The project seeks to work with stakeholders from different communities such as the informal trade, rural tourism, and environment sectors. An initial direct relationship is established with 35 people from these different sectors, to provide training workshops on the governance of commons, as well as Fair Trade. In the medium term, this will generate chain effects, achieving many more indirect beneficiaries in the villages. The project is being carried out in parallel with the Environmental and Cultural Management Units of the Municipalities of Dota, Tarrazú, and León Cortés, among other actors involved.

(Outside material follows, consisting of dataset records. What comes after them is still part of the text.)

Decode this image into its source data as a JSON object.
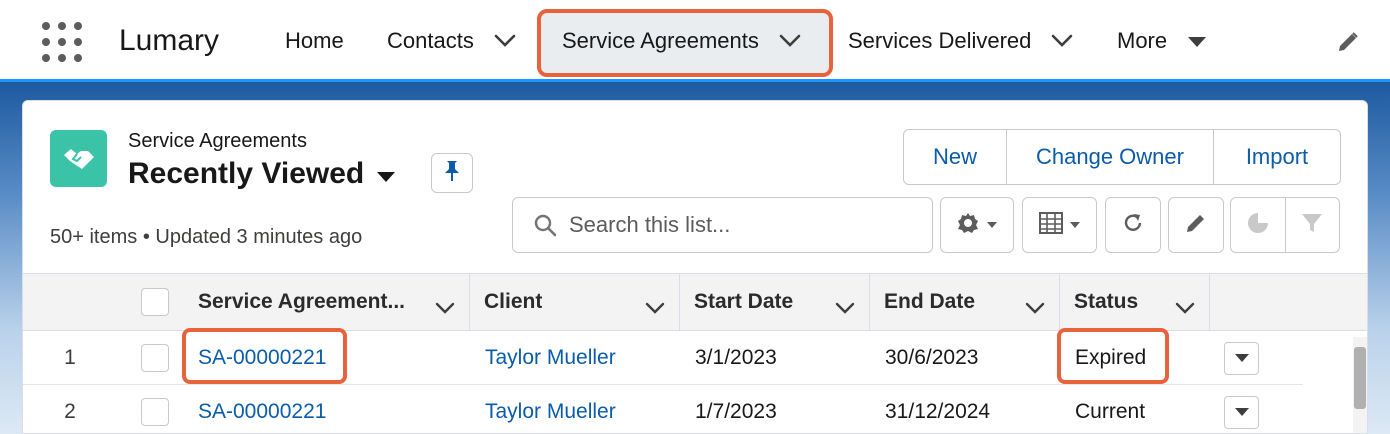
{
  "app": {
    "name": "Lumary"
  },
  "nav": {
    "items": [
      {
        "label": "Home",
        "has_dropdown": false
      },
      {
        "label": "Contacts",
        "has_dropdown": true
      },
      {
        "label": "Service Agreements",
        "has_dropdown": true,
        "active": true
      },
      {
        "label": "Services Delivered",
        "has_dropdown": true
      },
      {
        "label": "More",
        "has_dropdown": true
      }
    ],
    "edit_icon": "pencil-icon"
  },
  "list_view": {
    "object_label": "Service Agreements",
    "title": "Recently Viewed",
    "meta": "50+ items • Updated 3 minutes ago",
    "object_icon": "handshake-icon",
    "actions": [
      "New",
      "Change Owner",
      "Import"
    ],
    "search": {
      "placeholder": "Search this list...",
      "value": ""
    },
    "tools": [
      "gear-icon",
      "table-icon",
      "refresh-icon",
      "pencil-icon",
      "chart-icon",
      "filter-icon"
    ]
  },
  "table": {
    "columns": [
      "Service Agreement...",
      "Client",
      "Start Date",
      "End Date",
      "Status"
    ],
    "rows": [
      {
        "num": "1",
        "agreement": "SA-00000221",
        "client": "Taylor Mueller",
        "start": "3/1/2023",
        "end": "30/6/2023",
        "status": "Expired"
      },
      {
        "num": "2",
        "agreement": "SA-00000221",
        "client": "Taylor Mueller",
        "start": "1/7/2023",
        "end": "31/12/2024",
        "status": "Current"
      }
    ]
  },
  "colors": {
    "accent": "#0b5cab",
    "highlight": "#e8623c",
    "object_icon_bg": "#3bc3a8",
    "nav_border": "#1b96ff"
  }
}
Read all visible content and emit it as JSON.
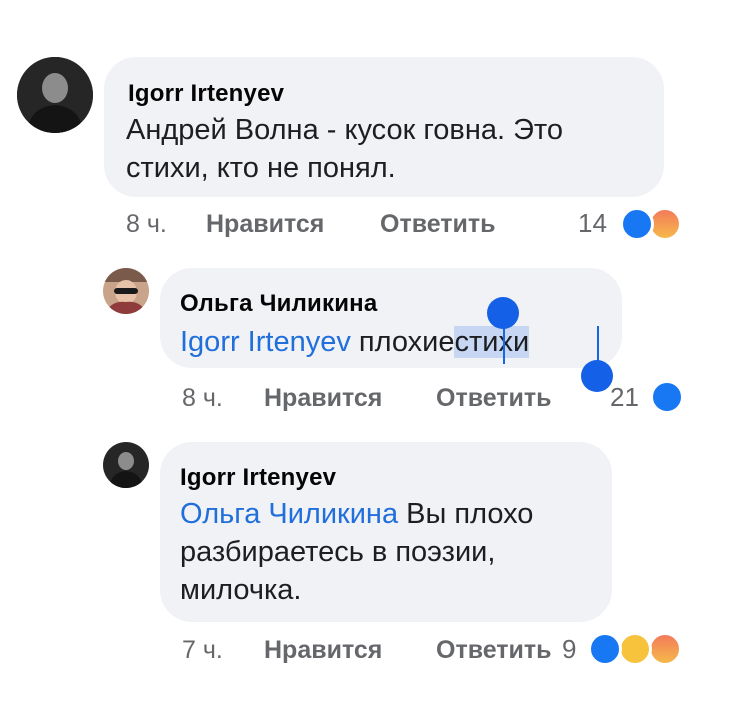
{
  "comments": [
    {
      "author": "Igorr Irtenyev",
      "text_lines": [
        "Андрей Волна - кусок говна. Это",
        "стихи, кто не понял."
      ],
      "time": "8 ч.",
      "like_label": "Нравится",
      "reply_label": "Ответить",
      "reaction_count": "14",
      "reactions": [
        "like",
        "angry"
      ]
    },
    {
      "author": "Ольга Чиликина",
      "mention": "Igorr Irtenyev",
      "text_before": " плохие",
      "text_selected": "стихи",
      "time": "8 ч.",
      "like_label": "Нравится",
      "reply_label": "Ответить",
      "reaction_count": "21",
      "reactions": [
        "like"
      ]
    },
    {
      "author": "Igorr Irtenyev",
      "mention": "Ольга Чиликина",
      "text_first": " Вы плохо",
      "text_lines": [
        "разбираетесь в поэзии,",
        "милочка."
      ],
      "time": "7 ч.",
      "like_label": "Нравится",
      "reply_label": "Ответить",
      "reaction_count": "9",
      "reactions": [
        "like",
        "haha",
        "angry"
      ]
    }
  ],
  "colors": {
    "bubble": "#f0f2f5",
    "mention": "#216fdb",
    "meta": "#65676b",
    "like": "#1877f2",
    "selection": "#c7d7f3",
    "selection_handle": "#1460e6"
  }
}
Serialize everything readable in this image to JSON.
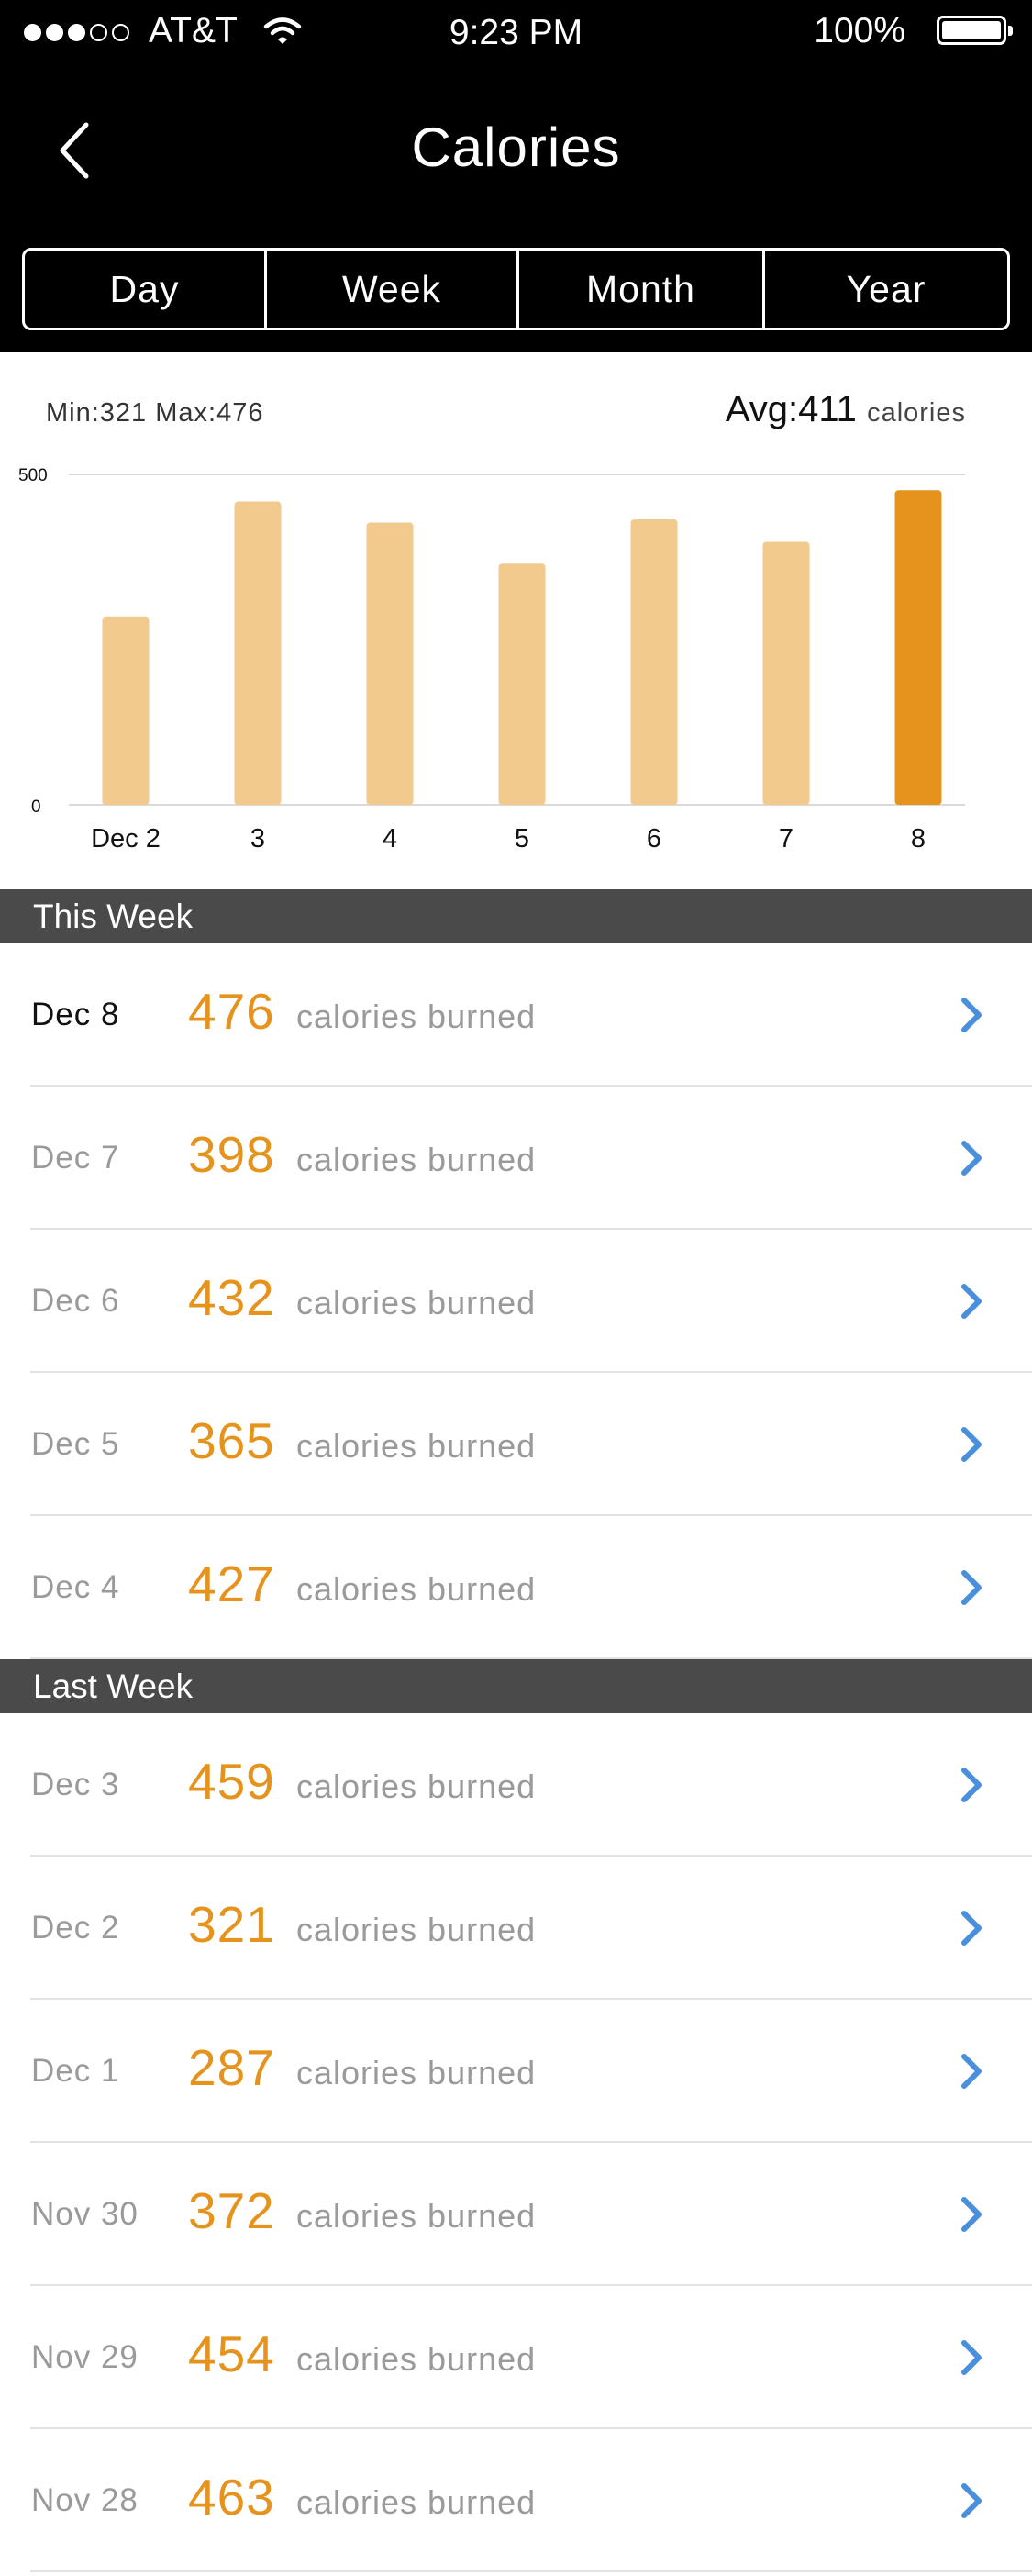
{
  "status_bar": {
    "carrier": "AT&T",
    "time": "9:23 PM",
    "battery": "100%",
    "signal_bars_filled": 3,
    "signal_bars_total": 5,
    "icons": [
      "wifi-icon",
      "battery-icon"
    ]
  },
  "nav": {
    "title": "Calories",
    "back_icon": "chevron-left-icon"
  },
  "segments": [
    {
      "label": "Day",
      "active": false
    },
    {
      "label": "Week",
      "active": true
    },
    {
      "label": "Month",
      "active": false
    },
    {
      "label": "Year",
      "active": false
    }
  ],
  "summary": {
    "minmax": "Min:321 Max:476",
    "avg_label": "Avg:411",
    "avg_unit": "calories"
  },
  "chart_data": {
    "type": "bar",
    "categories": [
      "Dec 2",
      "3",
      "4",
      "5",
      "6",
      "7",
      "8"
    ],
    "values": [
      285,
      459,
      427,
      365,
      432,
      398,
      476
    ],
    "ylim": [
      0,
      500
    ],
    "yticks": [
      "0",
      "500"
    ],
    "highlight_index": 6,
    "colors": {
      "bar": "#f2ca8e",
      "highlight": "#e5931c",
      "grid": "#d9d9d9"
    }
  },
  "sections": [
    {
      "title": "This Week",
      "rows": [
        {
          "date": "Dec 8",
          "value": "476",
          "label": "calories burned",
          "current": true
        },
        {
          "date": "Dec 7",
          "value": "398",
          "label": "calories burned",
          "current": false
        },
        {
          "date": "Dec 6",
          "value": "432",
          "label": "calories burned",
          "current": false
        },
        {
          "date": "Dec 5",
          "value": "365",
          "label": "calories burned",
          "current": false
        },
        {
          "date": "Dec 4",
          "value": "427",
          "label": "calories burned",
          "current": false
        }
      ]
    },
    {
      "title": "Last Week",
      "rows": [
        {
          "date": "Dec 3",
          "value": "459",
          "label": "calories burned",
          "current": false
        },
        {
          "date": "Dec 2",
          "value": "321",
          "label": "calories burned",
          "current": false
        },
        {
          "date": "Dec 1",
          "value": "287",
          "label": "calories burned",
          "current": false
        },
        {
          "date": "Nov 30",
          "value": "372",
          "label": "calories burned",
          "current": false
        },
        {
          "date": "Nov 29",
          "value": "454",
          "label": "calories burned",
          "current": false
        },
        {
          "date": "Nov 28",
          "value": "463",
          "label": "calories burned",
          "current": false
        }
      ]
    }
  ],
  "theme": {
    "accent": "#e5931c",
    "chevron": "#4a8fdb",
    "section_header_bg": "#4a4a4a"
  }
}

One of the scopes sought by the Municipalities of the geographic area “de Los Santos”, together with the Costa Rican Tourism Institute and the Ministry of Culture, is the identification and visibility of the territory’s identity; both towards the internal part of it, to articulate different initiatives, and towards the external one, where it is tried to establish a clear line of what type of tourism is to be promoted. This, both nationally and internationally. For the School of Architecture this poses an architectural and urban challenge to establish lines of work that maintain or rescue the identity of the place, from the cultural heritage reflected in the older constructions, to the relationship with the new – and inevitable – “styles” exogenous architectural features that “development” brings to the territory.

This project proposes the identification of different variables and indicators for the development of the rural territory, which at the architectural level allow elaborating a Master Plan of the central districts of the cantons of Dota, Tarrazú, and León Cortés, while at the level of Public Relations generate a proposal of territorial marketing.

The project will advance the pilot plan in stages, following some guidelines of the LabGov protocol:

  1. Diagnosis: A previous diagnostic phase has been carried out to detect the community groups with which it will work.
  2. Prototype: On the part of the School of Architecture, in this phase, the design and construction of three modular interventions will be carried out, which will be exposing results of the diagnostic and research phases. The School of Public Relations will support micro and small enterprises, especially family management, to formalize the image of the company and the strategic positioning of the product.
  3. Master Plan: Once the diagnostic and Prototype phases with the communities are underway, a Master Plan will be established for the central districts of the Cantons of the Los Santos Zone with the support of local governments. Some architectural and urban-landscape design interventions will be established to be developed employing preliminary projects.
  4. Community Workshops: A series of community workshops and training will be carried out to monitor the project, focusing on the identification of more problems, as well as for training on issues related to the management of common goods, the Social Solidarity Economy, and the landscape as heritage.

The project is currently in the prototyping stage, which will conclude later this year. From next year, the project will be consolidated through the collaboration of more courses of the career, graduation projects and collaboration with the School of Biology will be included in everything that concerns the survey and management of endemic species of these landscapes, especially with a regenerative approach.

We believe that the contribution that a country like Costa Rica can give to the approach of the territory as a common good can be very valuable to counteract the disastrous effects of a poorly conceived human “development”. The villages, as well as the cities in their greater scale, can and must be catalysts of good management of the resources and to enhance the commons with correct and wise community governance.